Eccolo, uno dei problemi dei nazisti: finita la guerra, si sarebbero tolti la divisa. E nessuno li avrebbe riconosciuti più. Si sarebbero mescolati agli altri, ai partigiani, ai “liberatori”. E non avrebbero pagato per le loro colpe. Per questo Aldo Raine, “The Apache“, marchiava i nazi con una svastica incisa sulla fronte col machete: perché nessuno dimenticasse.

Ovviamente è solo un film, peraltro splendido, Inglorious Bastards. Di quel gran genio feticista di Quentin Tarantino. E ovviamente siamo tutti contrari alla violenza, bla bla bla (lo scrivo per chi ama la sottolineatura dell’ovvio).

Ma che fastidio, adesso. Che fastidio. Che imbarazzo.
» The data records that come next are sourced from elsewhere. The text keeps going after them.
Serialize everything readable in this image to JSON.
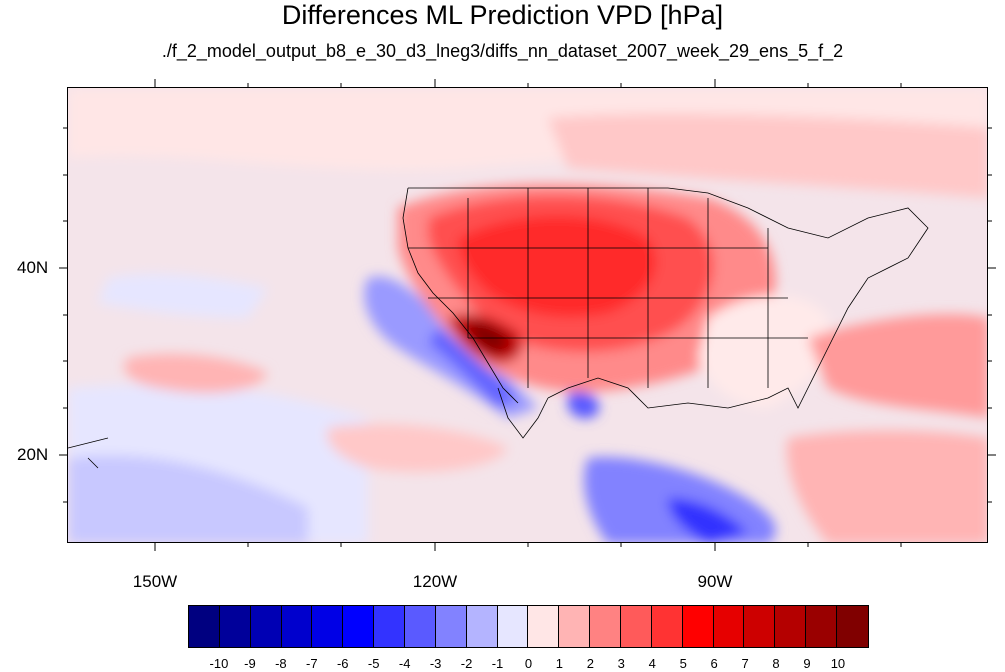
{
  "title": "Differences ML Prediction VPD [hPa]",
  "subtitle": "./f_2_model_output_b8_e_30_d3_lneg3/diffs_nn_dataset_2007_week_29_ens_5_f_2",
  "map": {
    "lat_labels": [
      {
        "text": "40N",
        "lat": 40
      },
      {
        "text": "20N",
        "lat": 20
      }
    ],
    "lon_labels": [
      {
        "text": "150W",
        "lon": -150
      },
      {
        "text": "120W",
        "lon": -120
      },
      {
        "text": "90W",
        "lon": -90
      }
    ]
  },
  "colorbar": {
    "colors": [
      "#000080",
      "#00009a",
      "#0000b4",
      "#0000cd",
      "#0000e6",
      "#0000ff",
      "#3333ff",
      "#5a5aff",
      "#8282ff",
      "#b4b4ff",
      "#e6e6ff",
      "#ffe6e6",
      "#ffb4b4",
      "#ff8282",
      "#ff5a5a",
      "#ff3333",
      "#ff0000",
      "#e60000",
      "#cd0000",
      "#b40000",
      "#9a0000",
      "#800000"
    ],
    "labels": [
      "-10",
      "-9",
      "-8",
      "-7",
      "-6",
      "-5",
      "-4",
      "-3",
      "-2",
      "-1",
      "0",
      "1",
      "2",
      "3",
      "4",
      "5",
      "6",
      "7",
      "8",
      "9",
      "10"
    ]
  }
}
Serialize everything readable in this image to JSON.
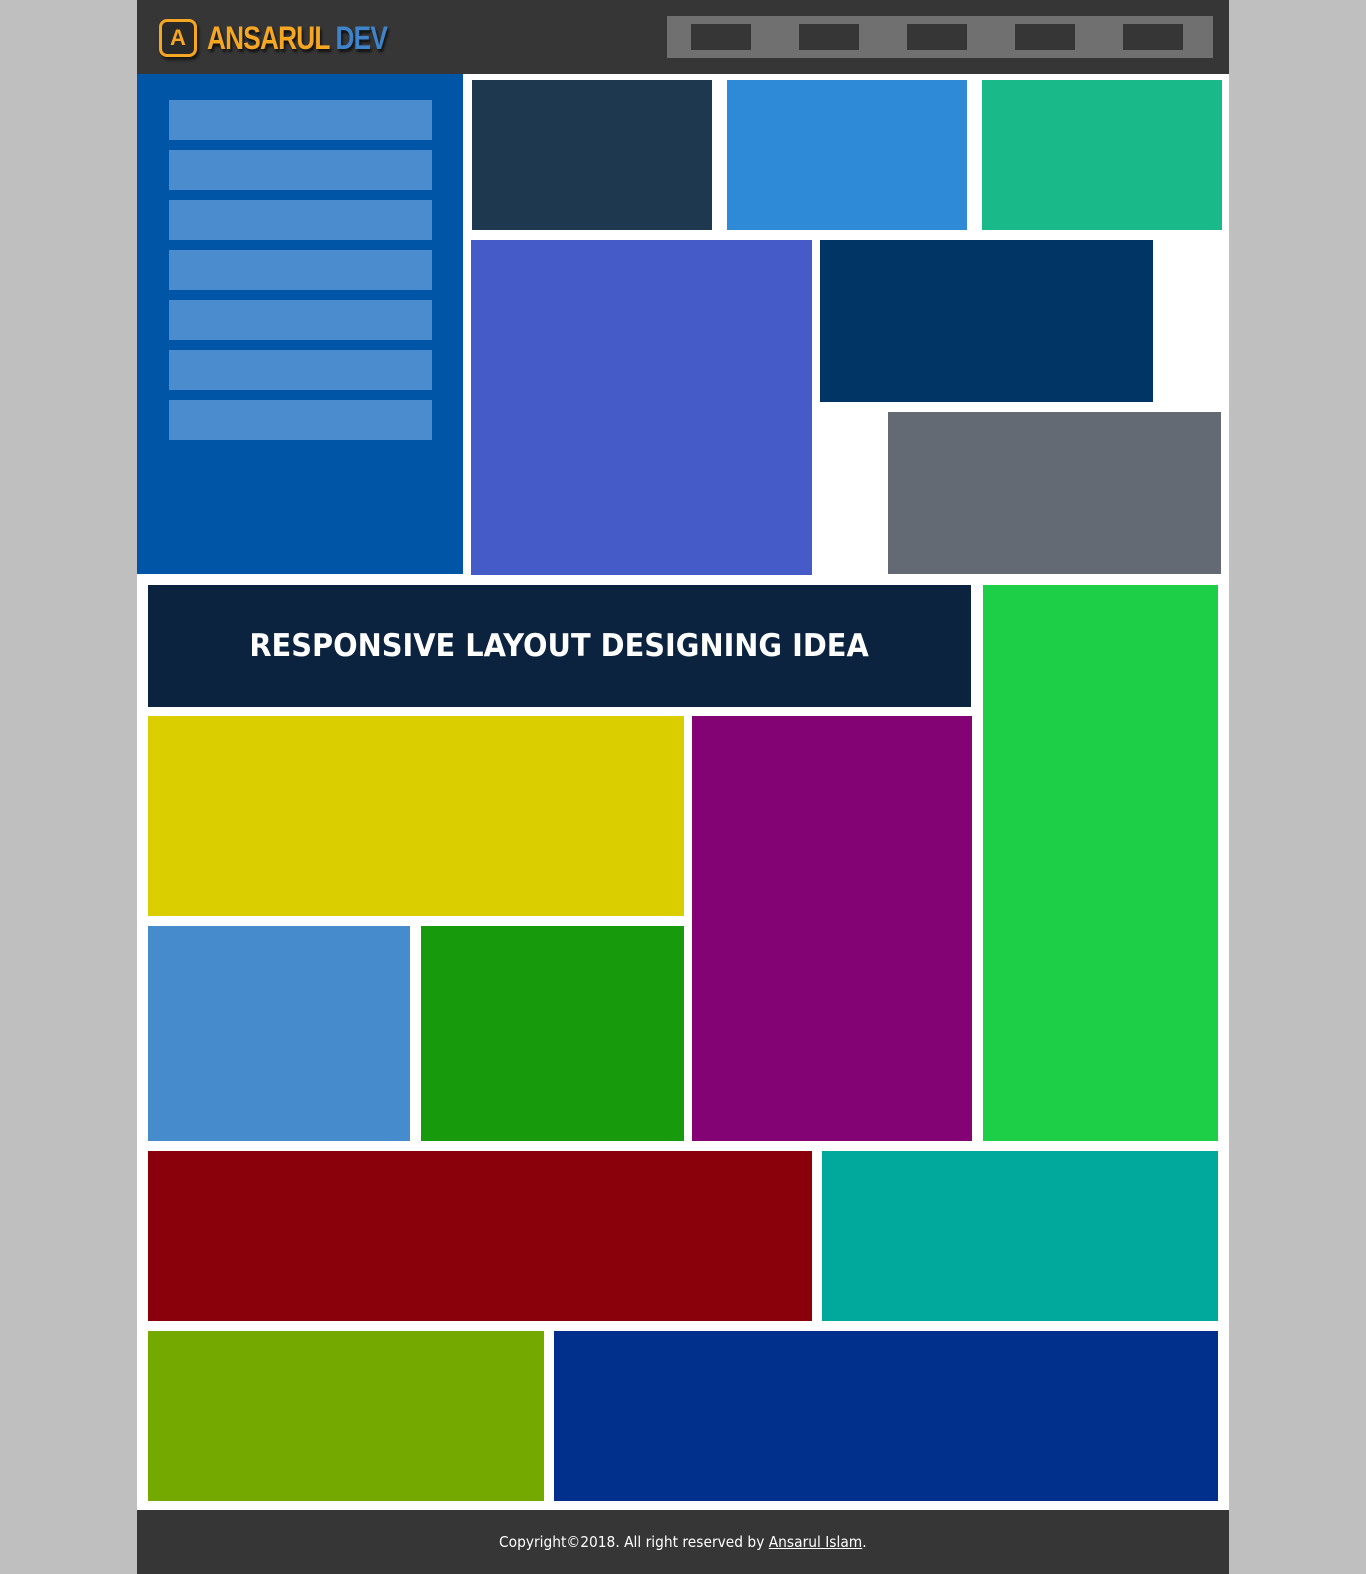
{
  "header": {
    "logo_letter": "A",
    "brand_primary": "ANSARUL",
    "brand_secondary": "DEV",
    "nav_item_count_visible": 5
  },
  "colors": {
    "page_background": "#bfbfbf",
    "header_background": "#363636",
    "nav_background": "#707070",
    "nav_item": "#363636",
    "sidebar": "#0055a7",
    "sidebar_item": "#4a8ccd",
    "logo_orange": "#f5a623",
    "logo_blue": "#3f83c9",
    "banner": "#0b233e",
    "footer_background": "#363636",
    "blocks": {
      "top_row_1": "#1e3850",
      "top_row_2": "#2e89d6",
      "top_row_3": "#19b98a",
      "purple_blue_large": "#455cc8",
      "navy_top_right": "#003565",
      "slate_bottom_right": "#646a74",
      "green_tall": "#1dcf46",
      "yellow": "#dacd00",
      "purple": "#830375",
      "light_blue": "#468bcb",
      "green": "#179b0c",
      "dark_red": "#8a000b",
      "teal": "#00a99c",
      "olive_green": "#74a900",
      "royal_blue": "#00308c"
    }
  },
  "main": {
    "banner_title": "RESPONSIVE LAYOUT DESIGNING IDEA"
  },
  "footer": {
    "prefix": "Copyright©2018. All right reserved by ",
    "author_link": "Ansarul Islam",
    "suffix": "."
  }
}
Così come non esistevano più fascisti un attimo dopo Piazzale Loreto, e quelli che più martoriavano i cadaveri del Duce e di Claretta Petacci erano gli stessi che ne applaudivano la Mascella al Vento; e così come le monetine a Craxi le lanciavano anzitutto gli ex elettori che avevano cavalcato l’immoralità promulgata dal peggiore partito socialista d’Europa: così adesso, per la caduta (tardivissima e non so se definitiva) di Silvio Berlusconi, tutti festeggiano. Tutti si rifanno una verginità. Tutti si dicono salvi e redenti. “Chi? Berlusconiano, io? Ma quando mai”.

Ci vorrebbe davvero un Aldo Raine. Con una incisione più neutra, meno invasiva: un microchip, un led negli zebedei, un tatuaggio della statuetta di Priapo sui glutei. Un Uniposca partigiano, fate voi. Però qualcosa che rimanga: che ricordi come milioni di italiani, ora per ignoranza e ora per convenienza, hanno ridotto l’Italia così.
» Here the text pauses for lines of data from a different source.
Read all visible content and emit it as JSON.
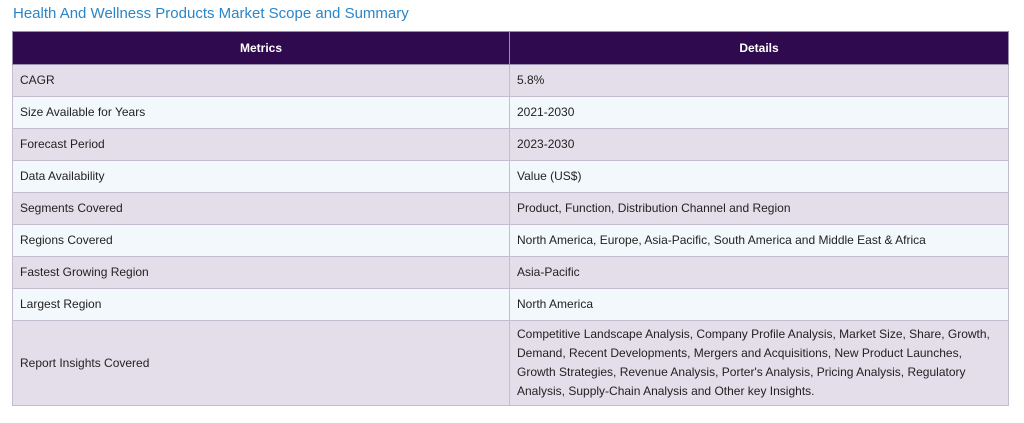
{
  "title": "Health And Wellness Products Market Scope and Summary",
  "colors": {
    "title": "#2a86c8",
    "header_bg": "#2f0a4e",
    "row_odd_bg": "#e3deea",
    "row_even_bg": "#f3f8fc"
  },
  "table": {
    "headers": [
      "Metrics",
      "Details"
    ],
    "rows": [
      {
        "metric": "CAGR",
        "detail": "5.8%"
      },
      {
        "metric": "Size Available for Years",
        "detail": "2021-2030"
      },
      {
        "metric": "Forecast Period",
        "detail": "2023-2030"
      },
      {
        "metric": "Data Availability",
        "detail": "Value (US$)"
      },
      {
        "metric": "Segments Covered",
        "detail": "Product, Function, Distribution Channel and Region"
      },
      {
        "metric": "Regions Covered",
        "detail": "North America, Europe, Asia-Pacific, South America and Middle East & Africa"
      },
      {
        "metric": "Fastest Growing Region",
        "detail": "Asia-Pacific"
      },
      {
        "metric": "Largest Region",
        "detail": "North America"
      },
      {
        "metric": "Report Insights Covered",
        "detail": "Competitive Landscape Analysis, Company Profile Analysis, Market Size, Share, Growth, Demand, Recent Developments, Mergers and Acquisitions, New Product Launches, Growth Strategies, Revenue Analysis, Porter's Analysis, Pricing Analysis, Regulatory Analysis, Supply-Chain Analysis and Other key Insights."
      }
    ]
  }
}
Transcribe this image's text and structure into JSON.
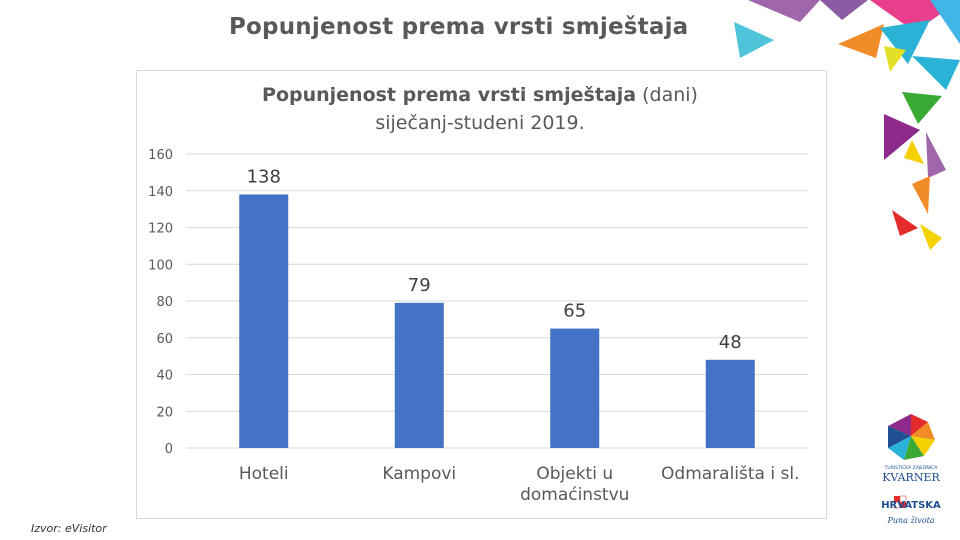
{
  "slide": {
    "title": "Popunjenost prema vrsti smještaja",
    "source": "Izvor: eVisitor"
  },
  "chart_data": {
    "type": "bar",
    "title_bold": "Popunjenost prema vrsti smještaja",
    "title_rest": "(dani)",
    "subtitle": "siječanj-studeni 2019.",
    "categories": [
      "Hoteli",
      "Kampovi",
      "Objekti u domaćinstvu",
      "Odmarališta i sl."
    ],
    "category_lines": [
      [
        "Hoteli"
      ],
      [
        "Kampovi"
      ],
      [
        "Objekti u",
        "domaćinstvu"
      ],
      [
        "Odmarališta i sl."
      ]
    ],
    "values": [
      138,
      79,
      65,
      48
    ],
    "data_labels": [
      "138",
      "79",
      "65",
      "48"
    ],
    "ylim": [
      0,
      160
    ],
    "yticks": [
      "0",
      "20",
      "40",
      "60",
      "80",
      "100",
      "120",
      "140",
      "160"
    ],
    "grid": true,
    "bar_color": "#4472c4",
    "xlabel": "",
    "ylabel": ""
  },
  "logos": {
    "kvarner_small": "TURISTIČKA ZAJEDNICA",
    "kvarner": "KVARNER",
    "hrvatska": "HRVATSKA",
    "hrvatska_tagline": "Puna života"
  }
}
Io non li voglio, i mischiamenti. Mica l’ho ascoltato a caso, Gaber. Mica l’ho letto per nulla, Fenoglio. Mica lo sentivo per posa, l’ultimo Monicelli. Io non voglio festeggiare coi servi per nulla sciocchi (e piuttosto scaltri). Non voglio festeggiare con quelli che al bar dicevano che “Berlusconi fa bene ad andare a donne, almeno lui va con le fighe e mica coi trans“. Non voglio mischiamenti con chi se n’è fregato della questione morale, con chi non ha voluto informarsi, con chi non ha pianto per Stefano Cucchi e Vittorio Arrigoni. Non voglio mischiamenti con chi ha anche solo tollerato – è già troppo – gli Stracquadanio e le Santanché.

Io n c’entro niente, con quella gente. Io non ho nulla da festeggiare: con loro. Io non posso perdonarli: loro.

E non voglio mischiamenti nemmeno con la miseria di Pier Luigi Bersani, che dopo aver fiancheggiato per anni il berlusconismo, adesso si appropria dei meriti della sua caduta (come accadde per i referendum: Bersani è uno che esulta per interposta persona. Non vorrei che, qualora sentisse un orgasmo femminile nella stanza di fianco, si vantasse delle proprie doti amatorie: così, l’erezione per osmosi).

E non voglio mischiamenti neppure col Terzo Polo, che si è accorto con ritardo imbarazzante (e interessato) di chi fosse davvero Berlusconi e ora è già pronto per recitare la parte ambita del nuovo che indietreggia.

Mi si dirà: eh, ma ora dobbiamo festeggiare. D’accordo: festeggiamo. Certo. Ma non con tutti. Festeggio con chi, ieri e oggi, ha salutato un giorno arrivato troppo tardi: un giorno per cui ha combattuto, sofferto. Festeggio con loro, che conosco e riconosco.

Ma questa redenzione trasversale, questo qualunquismo furbastro, questa esultanza becera e autoassolutoria: mi disturbano. Mi atterriscono.

Non testimoniano una gioia: dimostrano il camaleontismo dell’italiano medio. Attestano l’immortalità di quelli che benpensano, come cantava Frankie Hi-Nrg. E – temo – ribadiscono che non cambierà nulla. Neanche stavolta.

Non le vedete, perché sono incise con l’inchiostro simpatico, ma sono infinite le cicatrici che ha inciso Aldo Raine sulla fronte di molti italiani ora brulicanti in piazza. Sono infinite. Evidenziate dalla Storia, irrilevanti o quasi per il presente.